I. It’s hard being a mom. In an Associated Press article titled, “A Tortured Choice in Famine,” it was reported that, when the 3-year-old son of Faqid Nur Elmi died of hunger and thirst on the road to Kenya from Somalia, his mother could only surround his body with small dried branches to serve as a grave. She couldn’t stop to mourn—there were five other children to think about. “Where will I get the energy to dig up a grave for him?” she asked. “I was just thinking of how I can save the rest of the children.”
II. The mom in today’s gospel story is trying to save her daughter. If she had been seeking help for herself, she might have given up. But there’s nothing that fuels a mother’s audacity more than concern for her child’s well-being. She’s ready to cross whatever boundaries she needs to cross, to do whatever it takes. She tries “noisy and assertive,” then “pleading and compliant,” finally “clever and confrontative.” Her baby is sick, and if this Jesus guy could help, by God, he’s going to.

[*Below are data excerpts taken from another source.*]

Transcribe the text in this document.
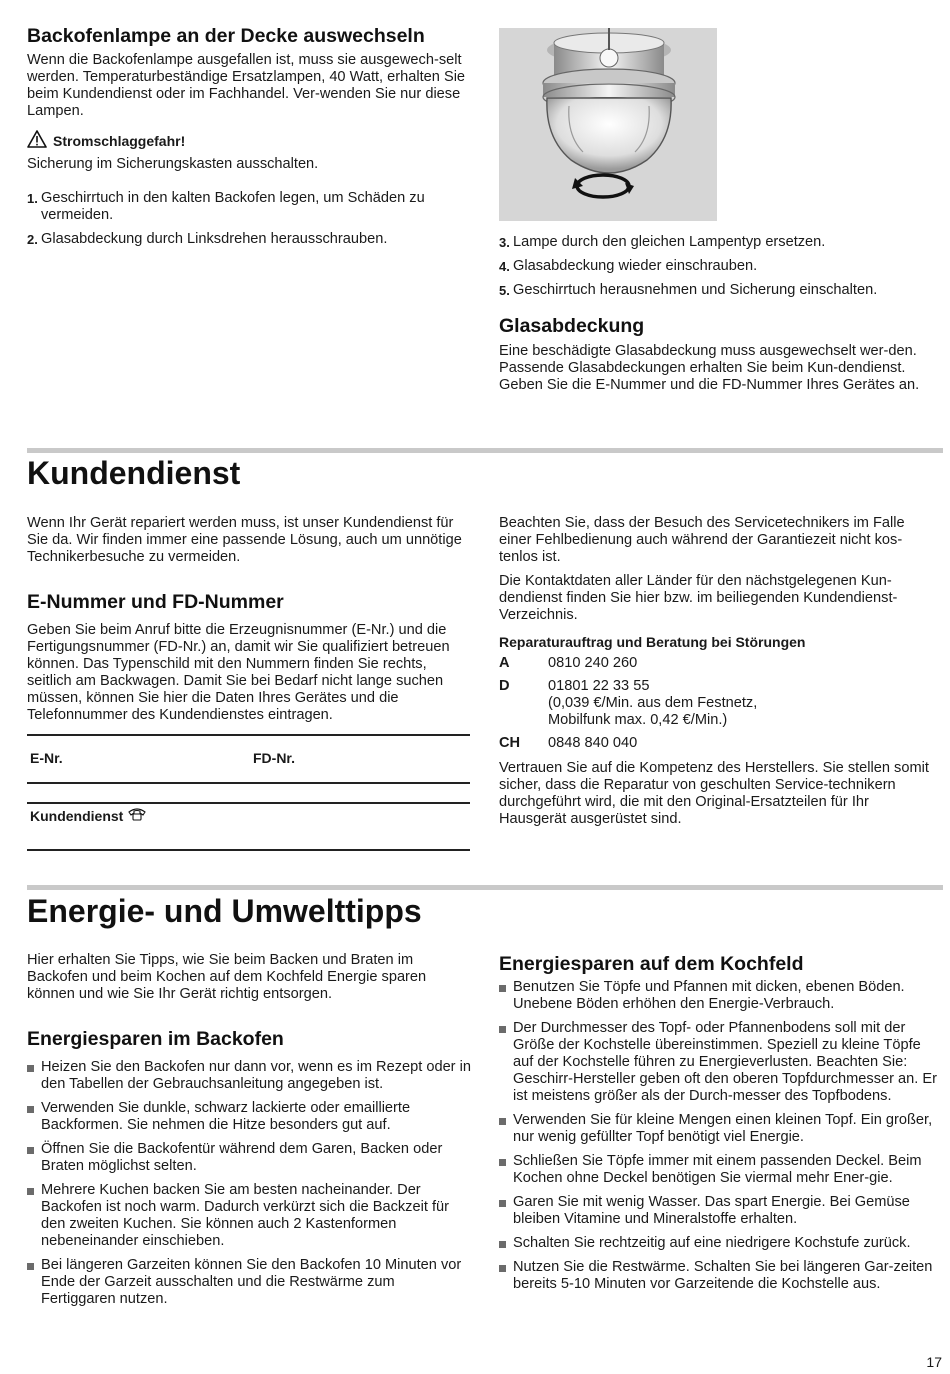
Backofenlampe an der Decke auswechseln

Wenn die Backofenlampe ausgefallen ist, muss sie ausgewech-selt werden. Temperaturbeständige Ersatzlampen, 40 Watt, erhalten Sie beim Kundendienst oder im Fachhandel. Ver-wenden Sie nur diese Lampen.

Stromschlaggefahr!

Sicherung im Sicherungskasten ausschalten.

1. Geschirrtuch in den kalten Backofen legen, um Schäden zu vermeiden.
2. Glasabdeckung durch Linksdrehen herausschrauben.	3. Lampe durch den gleichen Lampentyp ersetzen.
4. Glasabdeckung wieder einschrauben.
5. Geschirrtuch herausnehmen und Sicherung einschalten.
Glasabdeckung

Eine beschädigte Glasabdeckung muss ausgewechselt wer-den. Passende Glasabdeckungen erhalten Sie beim Kun-dendienst. Geben Sie die E-Nummer und die FD-Nummer Ihres Gerätes an.

Kundendienst

Wenn Ihr Gerät repariert werden muss, ist unser Kundendienst für Sie da. Wir finden immer eine passende Lösung, auch um unnötige Technikerbesuche zu vermeiden.

E-Nummer und FD-Nummer

Geben Sie beim Anruf bitte die Erzeugnisnummer (E-Nr.) und die Fertigungsnummer (FD-Nr.) an, damit wir Sie qualifiziert betreuen können. Das Typenschild mit den Nummern finden Sie rechts, seitlich am Backwagen. Damit Sie bei Bedarf nicht lange suchen müssen, können Sie hier die Daten Ihres Gerätes und die Telefonnummer des Kundendienstes eintragen.

E-Nr.	FD-Nr.
Kundendienst

Beachten Sie, dass der Besuch des Servicetechnikers im Falle einer Fehlbedienung auch während der Garantiezeit nicht kos-tenlos ist.

Die Kontaktdaten aller Länder für den nächstgelegenen Kun-dendienst finden Sie hier bzw. im beiliegenden Kundendienst-Verzeichnis.

Reparaturauftrag und Beratung bei Störungen

A	0810 240 260
D	01801 22 33 55
(0,039 €/Min. aus dem Festnetz,
Mobilfunk max. 0,42 €/Min.)
CH	0848 840 040

Vertrauen Sie auf die Kompetenz des Herstellers. Sie stellen somit sicher, dass die Reparatur von geschulten Service-technikern durchgeführt wird, die mit den Original-Ersatzteilen für Ihr Hausgerät ausgerüstet sind.

Energie- und Umwelttipps

Hier erhalten Sie Tipps, wie Sie beim Backen und Braten im Backofen und beim Kochen auf dem Kochfeld Energie sparen können und wie Sie Ihr Gerät richtig entsorgen.

Energiesparen im Backofen
Heizen Sie den Backofen nur dann vor, wenn es im Rezept oder in den Tabellen der Gebrauchsanleitung angegeben ist.
Verwenden Sie dunkle, schwarz lackierte oder emaillierte Backformen. Sie nehmen die Hitze besonders gut auf.
Öffnen Sie die Backofentür während dem Garen, Backen oder Braten möglichst selten.
Mehrere Kuchen backen Sie am besten nacheinander. Der Backofen ist noch warm. Dadurch verkürzt sich die Backzeit für den zweiten Kuchen. Sie können auch 2 Kastenformen nebeneinander einschieben.
Bei längeren Garzeiten können Sie den Backofen 10 Minuten vor Ende der Garzeit ausschalten und die Restwärme zum Fertiggaren nutzen.
Energiesparen auf dem Kochfeld
Benutzen Sie Töpfe und Pfannen mit dicken, ebenen Böden. Unebene Böden erhöhen den Energie-Verbrauch.
Der Durchmesser des Topf- oder Pfannenbodens soll mit der Größe der Kochstelle übereinstimmen. Speziell zu kleine Töpfe auf der Kochstelle führen zu Energieverlusten. Beachten Sie: Geschirr-Hersteller geben oft den oberen Topfdurchmesser an. Er ist meistens größer als der Durch-messer des Topfbodens.
Verwenden Sie für kleine Mengen einen kleinen Topf. Ein großer, nur wenig gefüllter Topf benötigt viel Energie.
Schließen Sie Töpfe immer mit einem passenden Deckel. Beim Kochen ohne Deckel benötigen Sie viermal mehr Ener-gie.
Garen Sie mit wenig Wasser. Das spart Energie. Bei Gemüse bleiben Vitamine und Mineralstoffe erhalten.
Schalten Sie rechtzeitig auf eine niedrigere Kochstufe zurück.
Nutzen Sie die Restwärme. Schalten Sie bei längeren Gar-zeiten bereits 5-10 Minuten vor Garzeitende die Kochstelle aus.
17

III. The “great faith” that Jesus attributes to this mother is not only her belief in God, but her single-minded, persistent, unrelenting commitment to making her beloved’s situation better, and finding a way to accomplish it. Among the women of great faith whom I know are the Sisters of St. Joseph of Carondelet, who founded Ascension School and served here for decades. On Friday, they issued a statement in response to last week’s violent events in Charlottesville, Virginia. It is valuable for our multi-racial, largely immigrant faith community.
As Sisters of St. Joseph, we are called to build a more unified and peaceful society. We believe mutuality can only happen when we acknowledge and deepen our understanding of our racism. These recent events are symptomatic of rises in hate crimes, violence and deep-seated racial injustice. The acts of violence on minority and racially diverse groups have been misconstrued as individual acts rather than recognizing the more historic and systemic ideology of racial hatred…We are called to “profound love” in action by being unifiers and reconcilers for peace, healing, and anti-racism. We denounce hatred of any kind….We recommit ourselves to nonviolence by our life style, charism, action, prayer and participation with others in challenging dehumanizing and violent actions…
If the evidence of “great faith” is single-minded, persistent, and unrelenting commitment to making the situation better and finding a way to accomplish it, just how great is our faith?